Défense
1er engagement : La France, acteur d’une autre mondialisation
Extrait :
Un potentiel de défense à la hauteur des menaces et de nos ambitions de politique étrangère
Garantir la sécurité de nos compatriotes, assurer la protection de nos intérêts vitaux restent la priorité de notre politique étrangère et de défense. Notre existence en tant qu’Etat et en tant que Nation en dépend. Cette sécurité et cette protection s’étendent à nos amis et à nos alliés.

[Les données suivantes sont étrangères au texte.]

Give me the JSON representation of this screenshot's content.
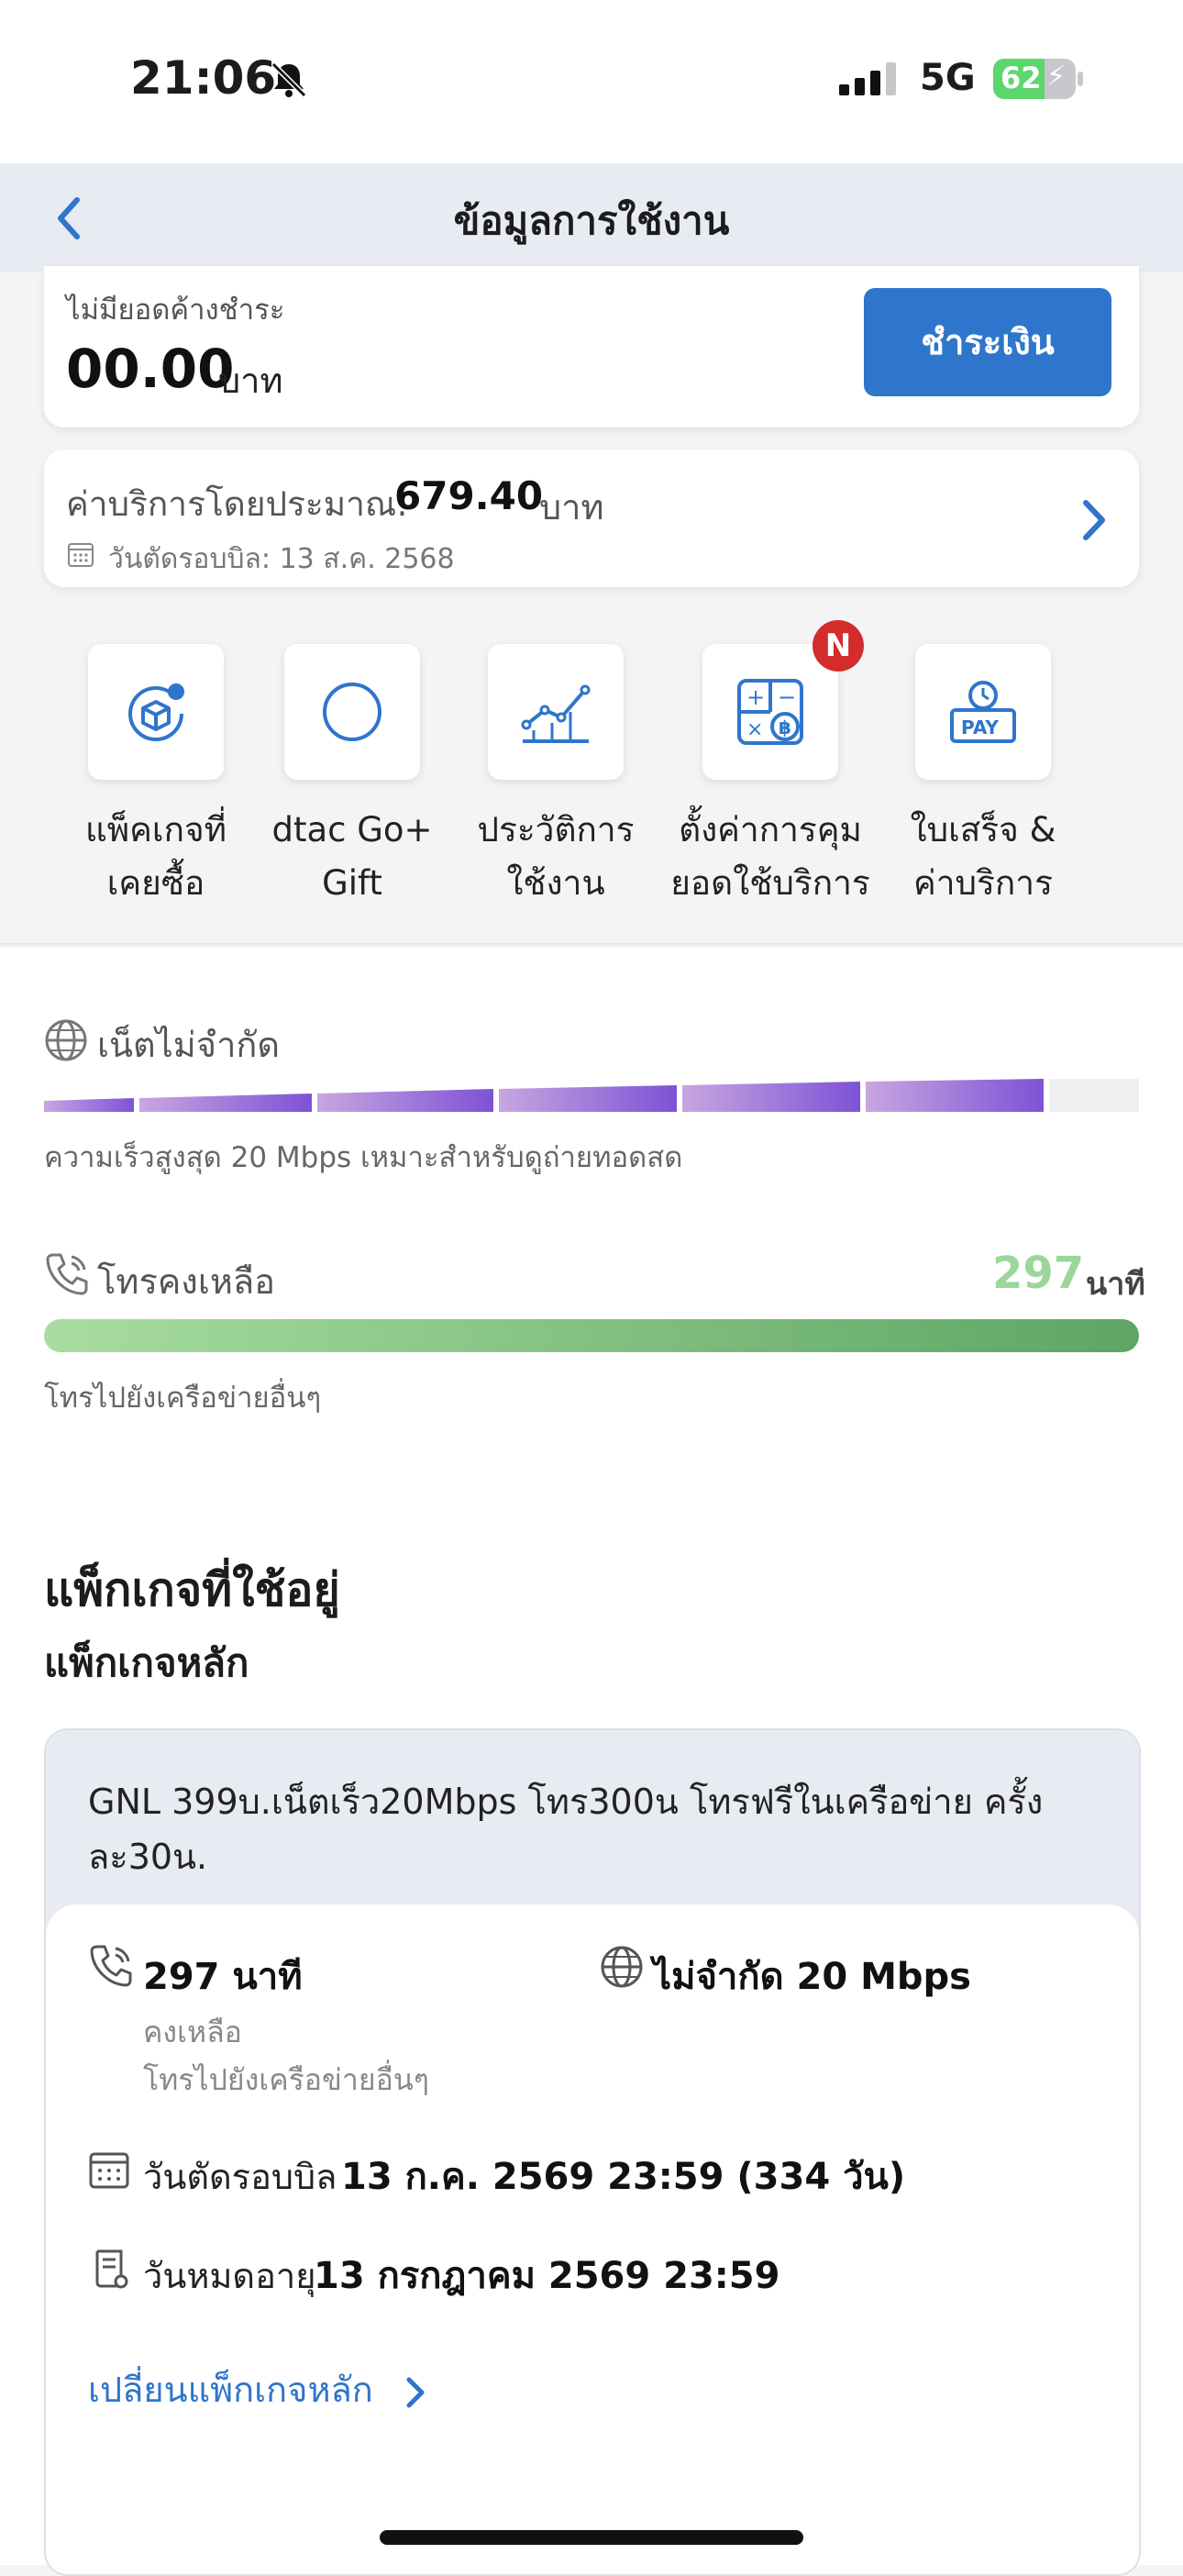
{
  "status_bar": {
    "time": "21:06",
    "network": "5G",
    "battery": "62",
    "battery_level": 0.62
  },
  "header": {
    "title": "ข้อมูลการใช้งาน"
  },
  "outstanding": {
    "label": "ไม่มียอดค้างชำระ",
    "amount": "00.00",
    "unit": "บาท",
    "pay_button": "ชำระเงิน"
  },
  "estimate": {
    "label": "ค่าบริการโดยประมาณ:",
    "amount": "679.40",
    "unit": "บาท",
    "cycle": "วันตัดรอบบิล: 13 ส.ค. 2568"
  },
  "shortcuts": [
    {
      "line1": "แพ็คเกจที่",
      "line2": "เคยซื้อ",
      "icon": "box-history-icon"
    },
    {
      "line1": "dtac Go+",
      "line2": "Gift",
      "icon": "circle-icon"
    },
    {
      "line1": "ประวัติการ",
      "line2": "ใช้งาน",
      "icon": "chart-icon"
    },
    {
      "line1": "ตั้งค่าการคุม",
      "line2": "ยอดใช้บริการ",
      "icon": "calculator-icon",
      "badge": "N"
    },
    {
      "line1": "ใบเสร็จ &",
      "line2": "ค่าบริการ",
      "icon": "pay-clock-icon"
    }
  ],
  "internet": {
    "title": "เน็ตไม่จำกัด",
    "description": "ความเร็วสูงสุด 20 Mbps เหมาะสำหรับดูถ่ายทอดสด"
  },
  "calls": {
    "title": "โทรคงเหลือ",
    "minutes": "297",
    "unit": "นาที",
    "description": "โทรไปยังเครือข่ายอื่นๆ"
  },
  "packages": {
    "heading": "แพ็กเกจที่ใช้อยู่",
    "subheading": "แพ็กเกจหลัก",
    "main": {
      "name": "GNL 399บ.เน็ตเร็ว20Mbps โทร300น โทรฟรีในเครือข่าย ครั้งละ30น.",
      "call_amount": "297 นาที",
      "call_remaining": "คงเหลือ",
      "call_desc": "โทรไปยังเครือข่ายอื่นๆ",
      "data_amount": "ไม่จำกัด 20 Mbps",
      "cycle_label": "วันตัดรอบบิล",
      "cycle_value": "13 ก.ค. 2569 23:59 (334 วัน)",
      "expiry_label": "วันหมดอายุ",
      "expiry_value": "13 กรกฎาคม 2569 23:59",
      "change_link": "เปลี่ยนแพ็กเกจหลัก"
    }
  },
  "colors": {
    "accent": "#2f75cc",
    "badge": "#d42b2b",
    "call_bar_start": "#a8dd9f",
    "call_bar_end": "#5ea563",
    "data_bar": "#8b5fd3"
  }
}
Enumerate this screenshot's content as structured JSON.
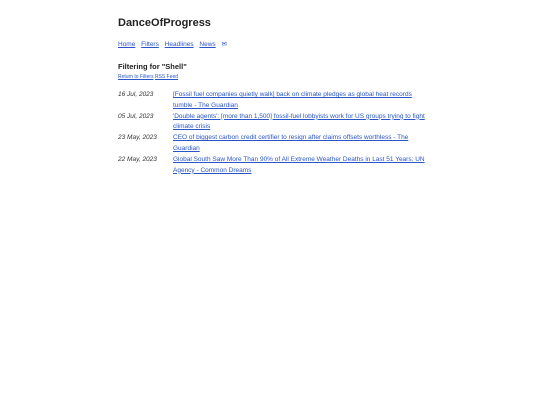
{
  "site": {
    "title": "DanceOfProgress"
  },
  "nav": {
    "items": [
      "Home",
      "Filters",
      "Headlines",
      "News"
    ],
    "mail_icon": "✉"
  },
  "filter": {
    "heading": "Filtering for \"Shell\"",
    "return_link": "Return to Filters",
    "rss_link": "RSS Feed"
  },
  "entries": [
    {
      "date": "16 Jul, 2023",
      "title": "[Fossil fuel companies quietly walk] back on climate pledges as global heat records tumble - The Guardian"
    },
    {
      "date": "05 Jul, 2023",
      "title": "'Double agents': [more than 1,500] fossil-fuel lobbyists work for US groups trying to fight climate crisis"
    },
    {
      "date": "23 May, 2023",
      "title": "CEO of biggest carbon credit certifier to resign after claims offsets worthless - The Guardian"
    },
    {
      "date": "22 May, 2023",
      "title": "Global South Saw More Than 90% of All Extreme Weather Deaths in Last 51 Years: UN Agency - Common Dreams"
    }
  ],
  "colors": {
    "link": "#2a55c9",
    "text": "#222222",
    "background": "#ffffff"
  }
}
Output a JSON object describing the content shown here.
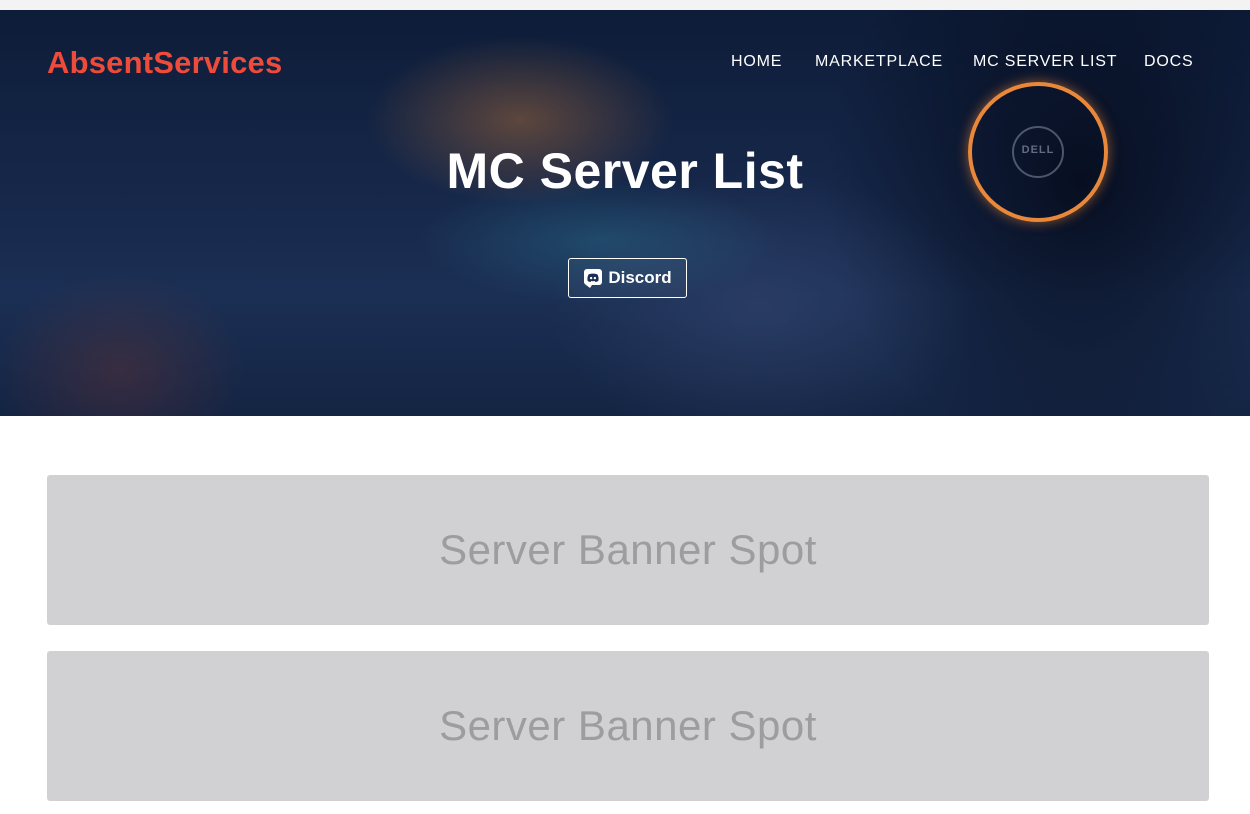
{
  "brand": {
    "name": "AbsentServices",
    "color": "#ef4b3a"
  },
  "nav": {
    "items": [
      {
        "label": "HOME"
      },
      {
        "label": "MARKETPLACE"
      },
      {
        "label": "MC SERVER LIST"
      },
      {
        "label": "DOCS"
      }
    ]
  },
  "hero": {
    "title": "MC Server List",
    "button_label": "Discord",
    "button_icon": "discord-icon",
    "headphone_brand": "DELL",
    "accent_ring_color": "#e9873a"
  },
  "banners": [
    {
      "text": "Server Banner Spot"
    },
    {
      "text": "Server Banner Spot"
    }
  ]
}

Elles relèvent du domaine de la dissuasion nucléaire et justifient que notre pays continue à disposer d’une force de dissuasion nucléaire autonome.
Mais nos intérêts de sécurité évoluent aussi en fonction de l'interdépendance croissante des pays européens et de la mondialisation. Aujourd'hui, les nouvelles menaces sont la prolifération des armes de destruction massive, le terrorisme, les Etats qui ont perdu toute structure étatique ou gouvernementale, la mise en danger de nos approvisionnements stratégiques, les catastrophes écologiques, humanitaires ou encore les pandémies. Ces menaces sont nombreuses, réelles, sérieuses.
Cela doit nous conduire à améliorer nos capacités d’anticipation et d’analyse des crises et des menaces (renseignement et capacités spatiales d’observation et d’alerte avancée notamment), à augmenter nos moyens de projection de troupes à l’étranger ainsi que leur protection, à mettre en place une vraie protection du territoire et des populations civiles en cas d’attaques terroristes ou de catastrophes technologiques ou naturelles. La protection de nos intérêts de sécurité, notamment en matière de contre-prolifération, peut rendre également nécessaire une action dans des zones plus éloignées de nous, qui justifie de conforter le développement d’une capacité de frappe dans la profondeur en territoire hostile.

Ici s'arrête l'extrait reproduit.